At some point in your life, you’ve probably been told that you have “so much potential, if only you worked harder.” For some people, these words are nothing more than an unfounded side comment from a well-meaning family member, but for others, the advice may hit close to home. You start thinking, “Yes, I do have a lot of potential. What am I doing wasting it?”

Because your future isn’t set in stone, your potential is wide open. You have time to change your character, to refine it to pursue your dreams. Those with ambition find themselves motivated by their potential to do great things.

Oprah tells her audience that “There is one thing that reminds a constant in everything – what [Aristotle] called entelechy or one’s essential potential … Entelechy is a vital force that motivates and guides an organism towards self-fulfillment.”

She then uses the example of the “mighty oak tree.” Oak trees start from small acorn seeds and must go through “certain changes and stages of development” in order to reach its full potential as a tree. Despite droughts and storms, heat waves and frost, the tree’s “potential is a constant.” One day, it will become an oak tree.

So if you’ve been beating yourself up lately about not living up to your potential, remind yourself that fully living up to your potential is a difficult – or even impossible – task because of the very nature of potential. Potential is infinite; no one will ever reach a point in his or her life when improvements cannot be made, when values cannot shift, when nothing can be created.  So instead of worrying that you haven’t lived up to your potential yet, focus on what you’ve already accomplished and how much more you can do.

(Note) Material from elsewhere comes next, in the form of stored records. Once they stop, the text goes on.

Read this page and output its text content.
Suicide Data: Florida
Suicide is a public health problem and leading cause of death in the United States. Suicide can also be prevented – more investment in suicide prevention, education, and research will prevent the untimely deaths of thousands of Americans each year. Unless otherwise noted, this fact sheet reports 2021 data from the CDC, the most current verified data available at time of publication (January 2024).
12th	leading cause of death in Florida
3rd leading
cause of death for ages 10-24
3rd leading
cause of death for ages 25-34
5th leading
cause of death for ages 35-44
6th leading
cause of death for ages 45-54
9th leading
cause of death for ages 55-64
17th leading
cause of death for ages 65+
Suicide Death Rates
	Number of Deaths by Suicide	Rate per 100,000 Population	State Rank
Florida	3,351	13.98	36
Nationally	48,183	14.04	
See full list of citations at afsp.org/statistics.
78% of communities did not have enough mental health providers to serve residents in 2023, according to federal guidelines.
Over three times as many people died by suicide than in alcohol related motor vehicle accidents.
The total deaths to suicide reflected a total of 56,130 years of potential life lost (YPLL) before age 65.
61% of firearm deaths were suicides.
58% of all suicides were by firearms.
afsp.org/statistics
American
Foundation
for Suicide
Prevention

When you feel like you have hit a major roadblock in your plans, try to think positively about the situation. Use your adversity to grow into the strongest version of yourself. Oprah points out, “You know that break up you endured? You can choose to lovingly rename the experience, ‘The break up that led to the breakdown that led to the breakthrough!'”

The saying “mind over matter” has never been more true. To reach your potential, you need to start visualizing where you want to be and what kind of attitude it will take to get there.

Remind yourself that you don’t need to prove yourself to anybody. Instead, surround yourself with support as you endlessly climb up the ladder. Having people to support you will also keep you motivated and happy when things get hard. As Huffington Post says, “We all need to be addressed with tenderness; the kind that acknowledges our human connection … Connecting with other people from the heart is a daily practice, and is, along with laughter, a mighty powerful anti-depressant.”

Lastly, continue to reshape your personal idea of “potential.” Once you reach your first goal, why should you stop there? Envision a new potential for yourself; one where you’re comfortable with the progress you’ve made while also remaining motivated and optimistic about the future.

When you start to work this way, with the mindset that it’s no longer life or death if you meet that deadline or ace that meeting, you’ll realize you produce better work. One woman, Penelope Trunk, discovered this for herself just a few years ago. She used to spend her time thinking about all the things she should have done. But then, she realized that “should is a dangerous word.”

Trunk writes, “There is no should … There is just doing your life. You can’t do someone else’s life. If we know our goal, and we know our life, and we are working toward it, then we never talk about our shoulds.”